Wanted: Mother for young twin girls!

Dangerously handsome Dr. Dane Hendricks certainly isn’t nurse Rikki Johansen’s usual type. For one thing, she thinks he’s arrogant and overbearing, and for another, he assumed she was scatterbrained and incapable of making good decisions. So why is he so adamant about taking her on a date?

Rikki soon discovers that Dr. Dane is actually a kind and sensitive dad, and, like her, he’s one of life’s survivors. A foster mother herself, Rikki knows she can bring Dane’s adorable twin girls — and their gorgeous dad — the happiness they deserve.

4 Comments

jenny

That’s it: as far as dating prospects, we’re going all nurses, all the time.

You gorgeous dads, you survivors– though at first you may seem arrogant and overbearing –deserve some serious happiness. As do your adorable girls.

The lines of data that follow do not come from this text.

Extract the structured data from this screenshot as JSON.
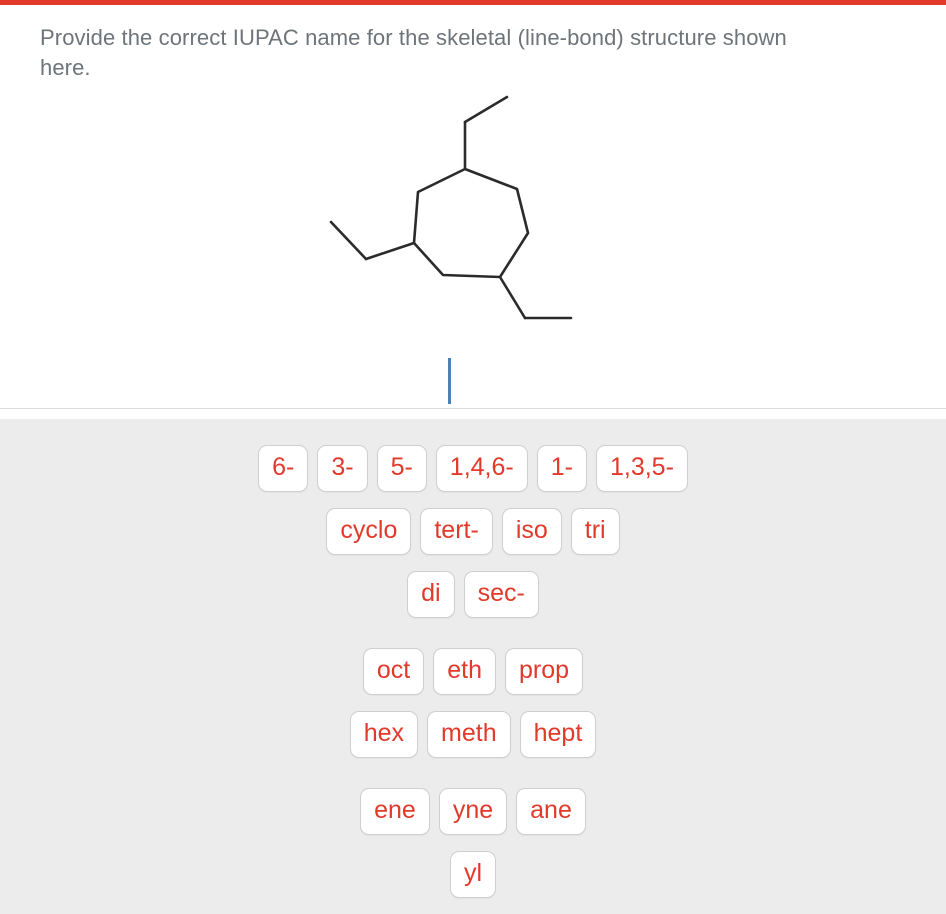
{
  "theme": {
    "accent_red": "#e1392a",
    "tile_text": "#e1392a",
    "question_text": "#6e7479",
    "tray_bg": "#ececec",
    "caret_color": "#4a82b8",
    "bond_color": "#2b2b2b"
  },
  "question": {
    "text": "Provide the correct IUPAC name for the skeletal (line-bond) structure shown here."
  },
  "structure": {
    "name": "skeletal-structure-cycloheptane-triethyl",
    "ring_label": "seven-membered ring",
    "substituents": "three ethyl groups"
  },
  "answer_zone": {
    "current_value": "",
    "caret_visible": true
  },
  "tile_rows": [
    {
      "row_name": "locants",
      "tiles": [
        {
          "label": "6-"
        },
        {
          "label": "3-"
        },
        {
          "label": "5-"
        },
        {
          "label": "1,4,6-"
        },
        {
          "label": "1-"
        },
        {
          "label": "1,3,5-"
        }
      ]
    },
    {
      "row_name": "prefixes",
      "tiles": [
        {
          "label": "cyclo"
        },
        {
          "label": "tert-"
        },
        {
          "label": "iso"
        },
        {
          "label": "tri"
        }
      ]
    },
    {
      "row_name": "multipliers",
      "tiles": [
        {
          "label": "di"
        },
        {
          "label": "sec-"
        }
      ]
    },
    {
      "row_name": "stems-upper",
      "tiles": [
        {
          "label": "oct"
        },
        {
          "label": "eth"
        },
        {
          "label": "prop"
        }
      ]
    },
    {
      "row_name": "stems-lower",
      "tiles": [
        {
          "label": "hex"
        },
        {
          "label": "meth"
        },
        {
          "label": "hept"
        }
      ]
    },
    {
      "row_name": "suffixes",
      "tiles": [
        {
          "label": "ene"
        },
        {
          "label": "yne"
        },
        {
          "label": "ane"
        }
      ]
    },
    {
      "row_name": "suffix-yl",
      "tiles": [
        {
          "label": "yl"
        }
      ]
    }
  ]
}
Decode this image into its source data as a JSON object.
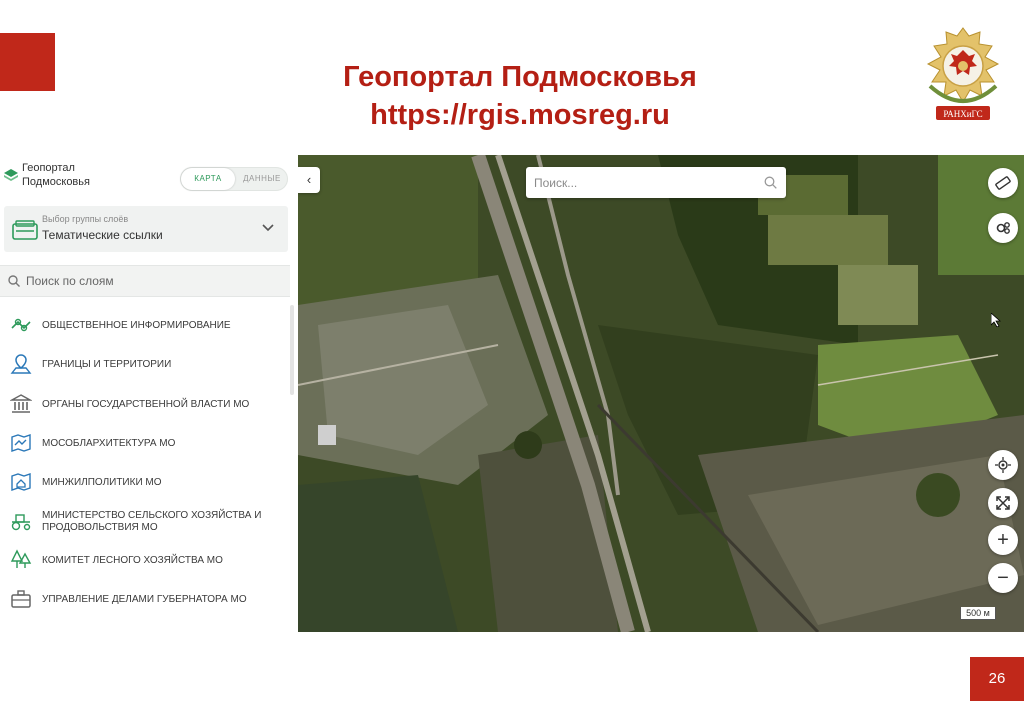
{
  "slide": {
    "title_line1": "Геопортал Подмосковья",
    "title_line2": "https://rgis.mosreg.ru",
    "page_number": "26",
    "emblem_text": "РАНХиГС",
    "accent_color": "#c0281a"
  },
  "portal": {
    "logo_line1": "Геопортал",
    "logo_line2": "Подмосковья",
    "toggle_map": "КАРТА",
    "toggle_data": "ДАННЫЕ",
    "active_toggle": "КАРТА",
    "brand_color": "#2e9a5b"
  },
  "group_select": {
    "label": "Выбор группы слоёв",
    "value": "Тематические ссылки"
  },
  "layer_search": {
    "placeholder": "Поиск по слоям"
  },
  "layers": [
    {
      "label": "ОБЩЕСТВЕННОЕ ИНФОРМИРОВАНИЕ",
      "icon": "map-pins-icon"
    },
    {
      "label": "ГРАНИЦЫ И ТЕРРИТОРИИ",
      "icon": "territory-pin-icon"
    },
    {
      "label": "ОРГАНЫ ГОСУДАРСТВЕННОЙ ВЛАСТИ МО",
      "icon": "government-building-icon"
    },
    {
      "label": "МОСОБЛАРХИТЕКТУРА МО",
      "icon": "architecture-map-icon"
    },
    {
      "label": "МИНЖИЛПОЛИТИКИ МО",
      "icon": "housing-map-icon"
    },
    {
      "label": "МИНИСТЕРСТВО СЕЛЬСКОГО ХОЗЯЙСТВА И ПРОДОВОЛЬСТВИЯ МО",
      "icon": "tractor-icon"
    },
    {
      "label": "КОМИТЕТ ЛЕСНОГО ХОЗЯЙСТВА МО",
      "icon": "trees-icon"
    },
    {
      "label": "УПРАВЛЕНИЕ ДЕЛАМИ ГУБЕРНАТОРА МО",
      "icon": "briefcase-icon"
    }
  ],
  "map": {
    "search_placeholder": "Поиск...",
    "scale_label": "500 м",
    "controls": [
      "ruler-icon",
      "layers-settings-icon",
      "locate-icon",
      "fullscreen-icon",
      "zoom-in-icon",
      "zoom-out-icon"
    ]
  }
}
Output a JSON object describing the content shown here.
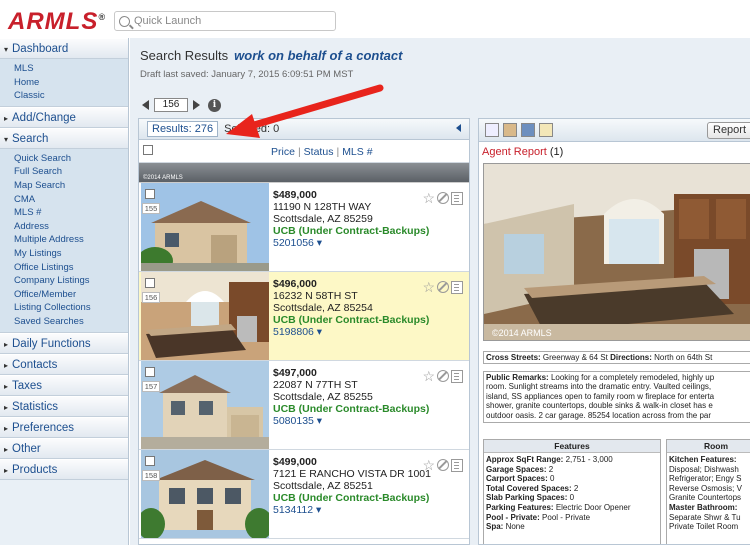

I do, however, have a difficult time picturing you being “adamant” about taking ANYONE on a date…

misteele

Grettir, I know that, as curator of this unrivaled collection, you have a particularized interest in the formulaic nature of the nurse book series. I have discerned from your writings on the subject that you are an ardent student of the contrapuntal “theme and variations” in the collection as a whole.

I must therefore congratulate you on this latest acquisition. It seems you have taken possession of a true marvel of the genre(more like care and custody really, for can anyone truly “own” or “possess” a nurse book? they are ours but for a moment; they belong to forever).

“Single Dad, Nurse Bride” appears to be the apex of the postmodern deconstructionist nurse book oeuvre. For here, the title conveys the entire plot. It is so elegant in its simplicity. It might be our best example of nurse haiku. One might ask, “ok, we can see that the jacket summary fleshes out the title a bit, but why write the other pages after that?” Scholars will continue to debate the question, indeed. While some see the pages after the title as superfluity, diluting the purity and power of the title’s impact, the true student finds herself again immersed: awash in character, theme, and craft.

That this creation has found in you its tender guardian, we can only be humbly grateful. Congratulations.

Excuse me for butting in – just wanted to say I love your Halloween costume idea (on Twitter)!

ames

This picture is starting to make me feel uncomfortable. Would you please post something new?